You can download them from this link:...

Next, we're going to put them in our Colab workspace using the left menu. 

It is always good to think about the task before embarking on any coding. 

A programmer always thinks in terms of input and output. Let's define them first:

INPUT: 2 docx Word documents with badly formatted text

OUTPUT: 2 docx Word documents with format corrected text

Once we know the beginning and ending of our procedure, we can start thinking about the intermediate steps.

1. ___
2. ___
3. ___

To accomplish these tasks, two Python packages come to our help:

1. `clean-text` for normalizing text https://pypi.org/project/clean-text/
2. `docx` for reading and writing word documents https://python-docx.readthedocs.io/en/latest/index.html

We're going to get help from this tutorial when using `docx`: https://tech-cookbook.com/2019/10/21/how-to-work-with-docx-in-python/

These two packages are not included in the standard Python distribution. So we have to install them. We can install a package using this command:

`!pip install <package-name>`

Let's install these two packages: 

In [None]:
!pip install clean-text

In [None]:
!pip install python-docx

Let's play around with the `clean-text` package. We can see its basic usage in its website. 

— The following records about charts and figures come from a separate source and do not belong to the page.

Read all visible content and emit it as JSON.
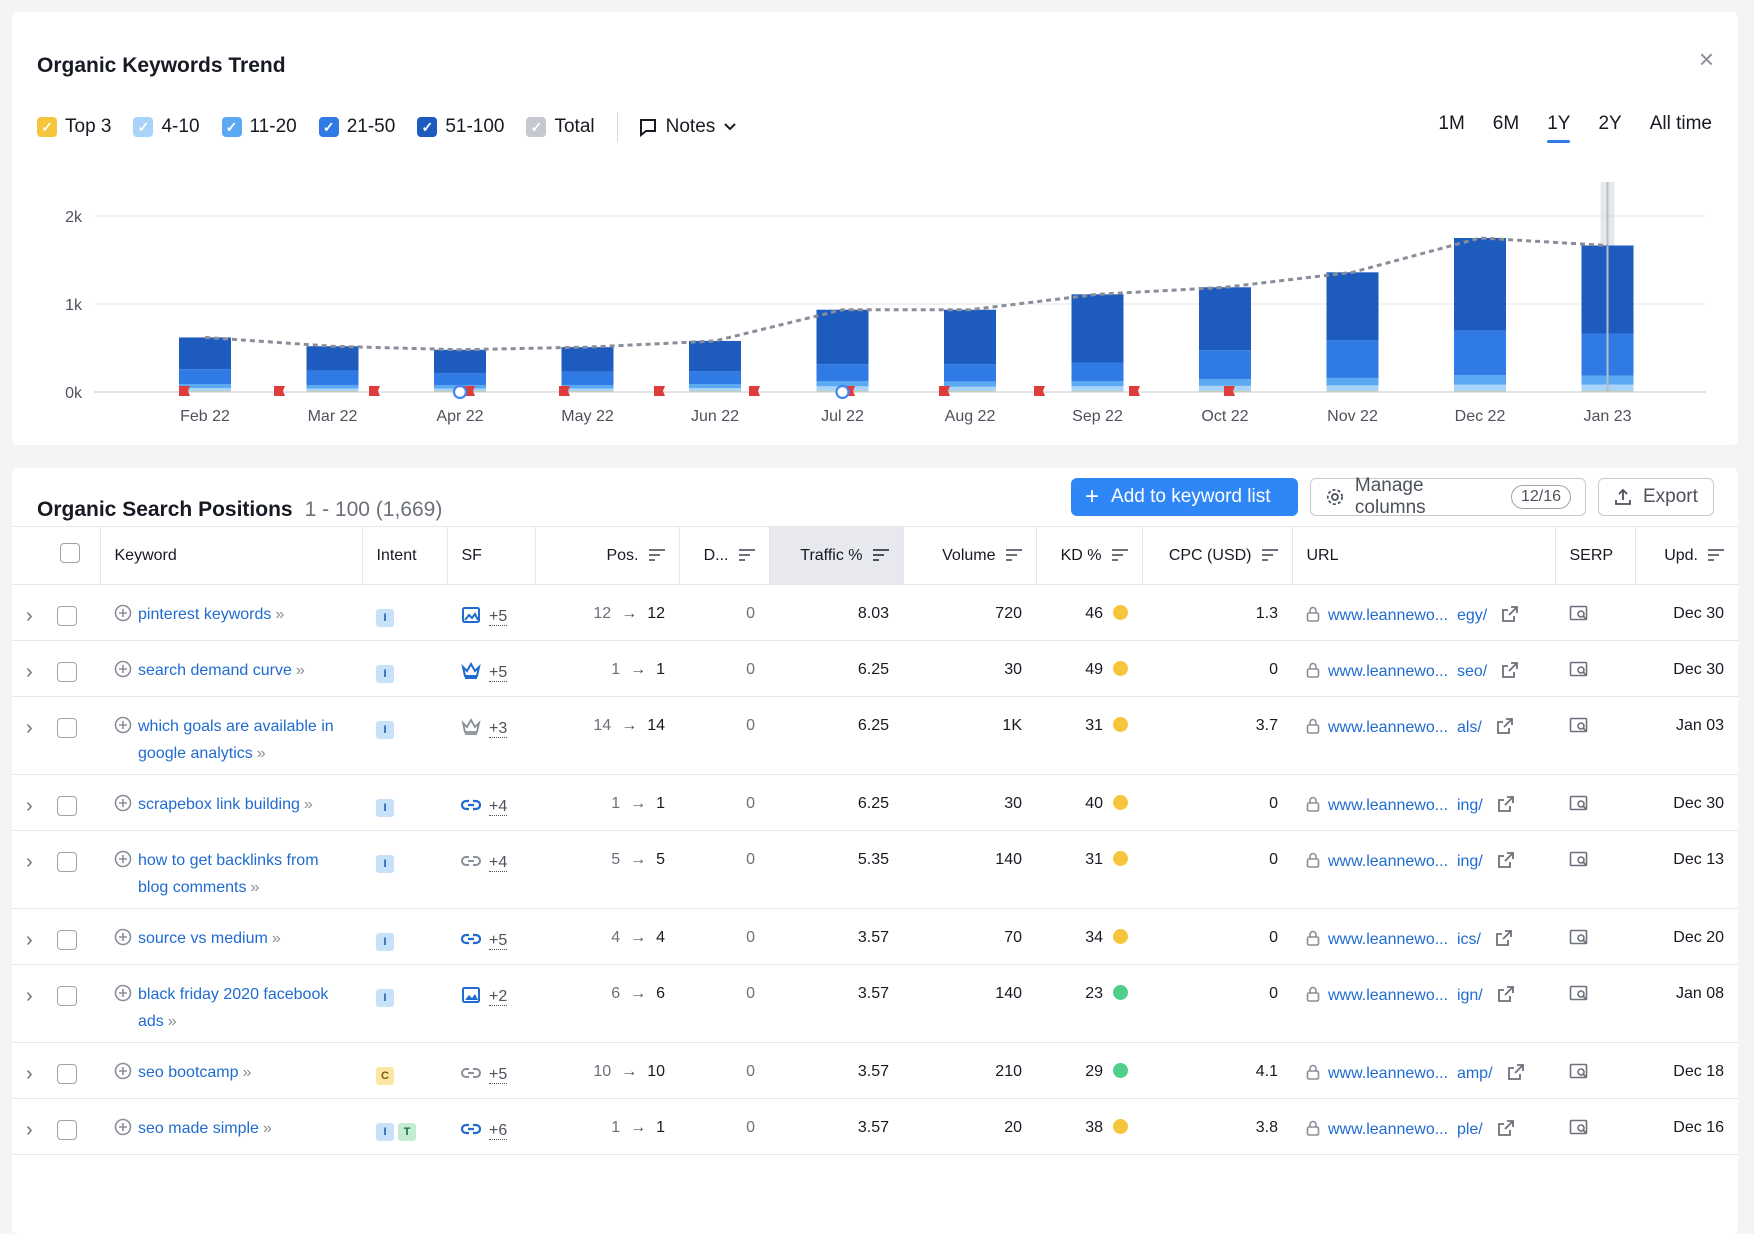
{
  "trend": {
    "title": "Organic Keywords Trend",
    "close_label": "×",
    "legend": [
      {
        "label": "Top 3",
        "color": "#f5c63c"
      },
      {
        "label": "4-10",
        "color": "#a9d3f8"
      },
      {
        "label": "11-20",
        "color": "#5aa9f2"
      },
      {
        "label": "21-50",
        "color": "#2f7ae5"
      },
      {
        "label": "51-100",
        "color": "#1d5bbf"
      },
      {
        "label": "Total",
        "color": "#c5c8d0"
      }
    ],
    "notes_label": "Notes",
    "periods": [
      "1M",
      "6M",
      "1Y",
      "2Y",
      "All time"
    ],
    "active_period": "1Y"
  },
  "chart_data": {
    "type": "bar",
    "categories": [
      "Feb 22",
      "Mar 22",
      "Apr 22",
      "May 22",
      "Jun 22",
      "Jul 22",
      "Aug 22",
      "Sep 22",
      "Oct 22",
      "Nov 22",
      "Dec 22",
      "Jan 23"
    ],
    "y_ticks": [
      "0k",
      "1k",
      "2k"
    ],
    "ylim": [
      0,
      2500
    ],
    "stacked": true,
    "series": [
      {
        "name": "Top 3",
        "color": "#f5c63c",
        "values": [
          5,
          5,
          5,
          5,
          5,
          5,
          5,
          5,
          5,
          5,
          5,
          5
        ]
      },
      {
        "name": "4-10",
        "color": "#a9d3f8",
        "values": [
          40,
          35,
          35,
          35,
          40,
          60,
          55,
          60,
          65,
          70,
          80,
          80
        ]
      },
      {
        "name": "11-20",
        "color": "#5aa9f2",
        "values": [
          45,
          40,
          40,
          40,
          45,
          60,
          60,
          60,
          75,
          85,
          105,
          100
        ]
      },
      {
        "name": "21-50",
        "color": "#2f7ae5",
        "values": [
          170,
          165,
          135,
          150,
          145,
          190,
          195,
          210,
          330,
          430,
          510,
          480
        ]
      },
      {
        "name": "51-100",
        "color": "#1d5bbf",
        "values": [
          360,
          275,
          265,
          280,
          345,
          620,
          620,
          775,
          715,
          770,
          1050,
          1000
        ]
      }
    ],
    "total_line": [
      620,
      520,
      480,
      510,
      580,
      935,
      935,
      1110,
      1190,
      1360,
      1750,
      1665
    ],
    "line_style": "dashed",
    "grid": true,
    "notes_markers": 12,
    "google_markers": [
      "Apr 22",
      "Jul 22"
    ]
  },
  "positions": {
    "title": "Organic Search Positions",
    "range": "1 - 100 (1,669)",
    "add_label": "Add to keyword list",
    "manage_label": "Manage columns",
    "manage_count": "12/16",
    "export_label": "Export",
    "columns": {
      "keyword": "Keyword",
      "intent": "Intent",
      "sf": "SF",
      "pos": "Pos.",
      "diff": "D...",
      "traffic": "Traffic %",
      "volume": "Volume",
      "kd": "KD %",
      "cpc": "CPC (USD)",
      "url": "URL",
      "serp": "SERP",
      "upd": "Upd."
    },
    "rows": [
      {
        "keyword": "pinterest keywords",
        "intent": [
          "I"
        ],
        "sf_icon": "image-icon",
        "sf_more": "+5",
        "pos_from": "12",
        "pos_to": "12",
        "diff": "0",
        "traffic": "8.03",
        "volume": "720",
        "kd": "46",
        "kd_color": "#f5c63c",
        "cpc": "1.3",
        "url_start": "www.leannewo...",
        "url_end": "egy/",
        "upd": "Dec 30"
      },
      {
        "keyword": "search demand curve",
        "intent": [
          "I"
        ],
        "sf_icon": "crown-icon",
        "sf_more": "+5",
        "pos_from": "1",
        "pos_to": "1",
        "diff": "0",
        "traffic": "6.25",
        "volume": "30",
        "kd": "49",
        "kd_color": "#f5c63c",
        "cpc": "0",
        "url_start": "www.leannewo...",
        "url_end": "seo/",
        "upd": "Dec 30"
      },
      {
        "keyword": "which goals are available in google analytics",
        "intent": [
          "I"
        ],
        "sf_icon": "crown-outline-icon",
        "sf_more": "+3",
        "pos_from": "14",
        "pos_to": "14",
        "diff": "0",
        "traffic": "6.25",
        "volume": "1K",
        "kd": "31",
        "kd_color": "#f5c63c",
        "cpc": "3.7",
        "url_start": "www.leannewo...",
        "url_end": "als/",
        "upd": "Jan 03"
      },
      {
        "keyword": "scrapebox link building",
        "intent": [
          "I"
        ],
        "sf_icon": "link-icon",
        "sf_more": "+4",
        "pos_from": "1",
        "pos_to": "1",
        "diff": "0",
        "traffic": "6.25",
        "volume": "30",
        "kd": "40",
        "kd_color": "#f5c63c",
        "cpc": "0",
        "url_start": "www.leannewo...",
        "url_end": "ing/",
        "upd": "Dec 30"
      },
      {
        "keyword": "how to get backlinks from blog comments",
        "intent": [
          "I"
        ],
        "sf_icon": "link-outline-icon",
        "sf_more": "+4",
        "pos_from": "5",
        "pos_to": "5",
        "diff": "0",
        "traffic": "5.35",
        "volume": "140",
        "kd": "31",
        "kd_color": "#f5c63c",
        "cpc": "0",
        "url_start": "www.leannewo...",
        "url_end": "ing/",
        "upd": "Dec 13"
      },
      {
        "keyword": "source vs medium",
        "intent": [
          "I"
        ],
        "sf_icon": "link-icon",
        "sf_more": "+5",
        "pos_from": "4",
        "pos_to": "4",
        "diff": "0",
        "traffic": "3.57",
        "volume": "70",
        "kd": "34",
        "kd_color": "#f5c63c",
        "cpc": "0",
        "url_start": "www.leannewo...",
        "url_end": "ics/",
        "upd": "Dec 20"
      },
      {
        "keyword": "black friday 2020 facebook ads",
        "intent": [
          "I"
        ],
        "sf_icon": "images-icon",
        "sf_more": "+2",
        "pos_from": "6",
        "pos_to": "6",
        "diff": "0",
        "traffic": "3.57",
        "volume": "140",
        "kd": "23",
        "kd_color": "#4fcf8a",
        "cpc": "0",
        "url_start": "www.leannewo...",
        "url_end": "ign/",
        "upd": "Jan 08"
      },
      {
        "keyword": "seo bootcamp",
        "intent": [
          "C"
        ],
        "sf_icon": "link-outline-icon",
        "sf_more": "+5",
        "pos_from": "10",
        "pos_to": "10",
        "diff": "0",
        "traffic": "3.57",
        "volume": "210",
        "kd": "29",
        "kd_color": "#4fcf8a",
        "cpc": "4.1",
        "url_start": "www.leannewo...",
        "url_end": "amp/",
        "upd": "Dec 18"
      },
      {
        "keyword": "seo made simple",
        "intent": [
          "I",
          "T"
        ],
        "sf_icon": "link-icon",
        "sf_more": "+6",
        "pos_from": "1",
        "pos_to": "1",
        "diff": "0",
        "traffic": "3.57",
        "volume": "20",
        "kd": "38",
        "kd_color": "#f5c63c",
        "cpc": "3.8",
        "url_start": "www.leannewo...",
        "url_end": "ple/",
        "upd": "Dec 16"
      }
    ]
  }
}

The same way, let's familiarize ourself with the `pypandoc` package. 

Let's start by writing a function that reads lines of a document into a list

Now let's create another function that processes the strings in a list and outputs another list

And finally, let's write a function that creates a document from our list of strings and writes it into memory

OK! So far so good, now let's perform the whole process for a document and see its results! 

And now, we can extend the same code to process ALL documents! 

Voila! Our documents are now ready to be translated!